Familial pulmonary fibrosis and telomeropathies

Thomas Planté-Bordeneuve (1,2), Xavier Poiré (3), Anne De Leener (4), Antoine Froidure (1,2) Published in the journal : September 2019 Category : Pneumology

Summary :

Germline mutations in genes related to telomere biology are the first cause of familial pulmonary fibrosis. The progressive shortening of these protective structures successively leads to cell cycle arrest, cellular exhaustion, and the possible development of lung fibrosis. This process may also involve hematopoiesis, the liver, and the skin. The most common pulmonary feature is an early-onset, rapidly progressive pulmonary fibrosis, leading to terminal respiratory insufficiency.

The multisystemic features, early disease onset, and familial component are key hallmarks of the disease. Diagnosis is primarily based on measuring telomere length and identifying a germline mutation.

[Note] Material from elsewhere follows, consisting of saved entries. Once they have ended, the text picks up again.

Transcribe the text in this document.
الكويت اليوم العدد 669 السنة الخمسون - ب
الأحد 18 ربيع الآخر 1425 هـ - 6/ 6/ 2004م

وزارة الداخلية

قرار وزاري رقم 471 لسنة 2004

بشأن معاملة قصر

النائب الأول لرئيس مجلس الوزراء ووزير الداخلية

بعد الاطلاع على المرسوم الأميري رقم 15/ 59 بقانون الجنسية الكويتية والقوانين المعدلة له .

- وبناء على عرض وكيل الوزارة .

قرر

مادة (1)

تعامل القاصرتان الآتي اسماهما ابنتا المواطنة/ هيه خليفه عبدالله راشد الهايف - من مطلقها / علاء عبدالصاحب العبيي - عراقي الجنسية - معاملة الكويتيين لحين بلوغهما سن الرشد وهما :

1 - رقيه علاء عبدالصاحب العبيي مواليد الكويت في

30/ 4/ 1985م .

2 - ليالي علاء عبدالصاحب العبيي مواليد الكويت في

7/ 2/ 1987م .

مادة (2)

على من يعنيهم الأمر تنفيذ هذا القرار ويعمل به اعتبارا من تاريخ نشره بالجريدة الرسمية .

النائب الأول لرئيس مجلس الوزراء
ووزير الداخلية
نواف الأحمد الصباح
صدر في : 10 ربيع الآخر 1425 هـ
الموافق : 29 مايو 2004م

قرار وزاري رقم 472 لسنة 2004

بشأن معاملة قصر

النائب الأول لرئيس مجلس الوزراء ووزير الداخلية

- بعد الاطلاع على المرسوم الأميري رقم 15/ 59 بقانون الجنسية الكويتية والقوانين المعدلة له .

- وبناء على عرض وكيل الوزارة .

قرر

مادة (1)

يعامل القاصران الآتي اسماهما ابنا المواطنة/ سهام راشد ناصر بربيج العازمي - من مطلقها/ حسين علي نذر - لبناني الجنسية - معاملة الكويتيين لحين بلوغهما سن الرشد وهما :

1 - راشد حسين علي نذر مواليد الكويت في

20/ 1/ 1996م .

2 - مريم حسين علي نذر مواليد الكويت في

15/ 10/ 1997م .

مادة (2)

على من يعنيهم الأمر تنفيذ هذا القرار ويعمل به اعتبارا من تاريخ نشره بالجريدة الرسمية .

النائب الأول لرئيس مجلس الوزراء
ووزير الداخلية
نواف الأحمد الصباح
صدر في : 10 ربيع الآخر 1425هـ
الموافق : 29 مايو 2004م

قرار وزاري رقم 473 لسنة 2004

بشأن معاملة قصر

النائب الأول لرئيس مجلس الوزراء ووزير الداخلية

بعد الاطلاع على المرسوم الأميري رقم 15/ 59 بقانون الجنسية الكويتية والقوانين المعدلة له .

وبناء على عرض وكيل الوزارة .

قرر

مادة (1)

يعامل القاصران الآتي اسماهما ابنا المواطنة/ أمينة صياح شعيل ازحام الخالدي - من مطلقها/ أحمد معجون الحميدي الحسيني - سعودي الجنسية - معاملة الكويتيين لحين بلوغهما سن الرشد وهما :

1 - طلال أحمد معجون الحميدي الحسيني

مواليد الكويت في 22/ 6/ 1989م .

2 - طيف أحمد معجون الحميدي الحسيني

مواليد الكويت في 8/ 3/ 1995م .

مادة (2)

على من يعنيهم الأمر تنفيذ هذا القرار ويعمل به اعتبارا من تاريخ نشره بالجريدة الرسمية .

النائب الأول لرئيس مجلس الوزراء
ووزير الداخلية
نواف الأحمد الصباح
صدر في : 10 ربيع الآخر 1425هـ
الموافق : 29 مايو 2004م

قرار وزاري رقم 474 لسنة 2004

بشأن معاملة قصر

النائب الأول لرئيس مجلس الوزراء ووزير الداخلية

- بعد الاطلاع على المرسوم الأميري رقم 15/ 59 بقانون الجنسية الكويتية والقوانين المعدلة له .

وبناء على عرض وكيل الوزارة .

The management of the affected patients is rather complex, because of their rapidly progressive fibrosis, while the effects of antifibrotic drugs are limited, and the patients prone to develop drug-related undesirable events.

The Cliniques universitaires Saint-Luc have set up a specific program, in close collaboration with pneumologists, hematologists, and geneticists, designed to offer optimal care to this patient population.

What is already known about the topic?

Telomeropathies are the first recognized cause of familial pulmonary fibrosis. These conditions are characterized by an early onset and a rapidly progressive lung fibrosis, along with a multi-organ involvement.

What does this article bring up for us?

In this article, we have reviewed the published literature concerning familial pulmonary fibrosis due to germline mutations in telomere biology and provide an overview of the care program put in place at the Cliniques universitaires Saint-Luc for those patients.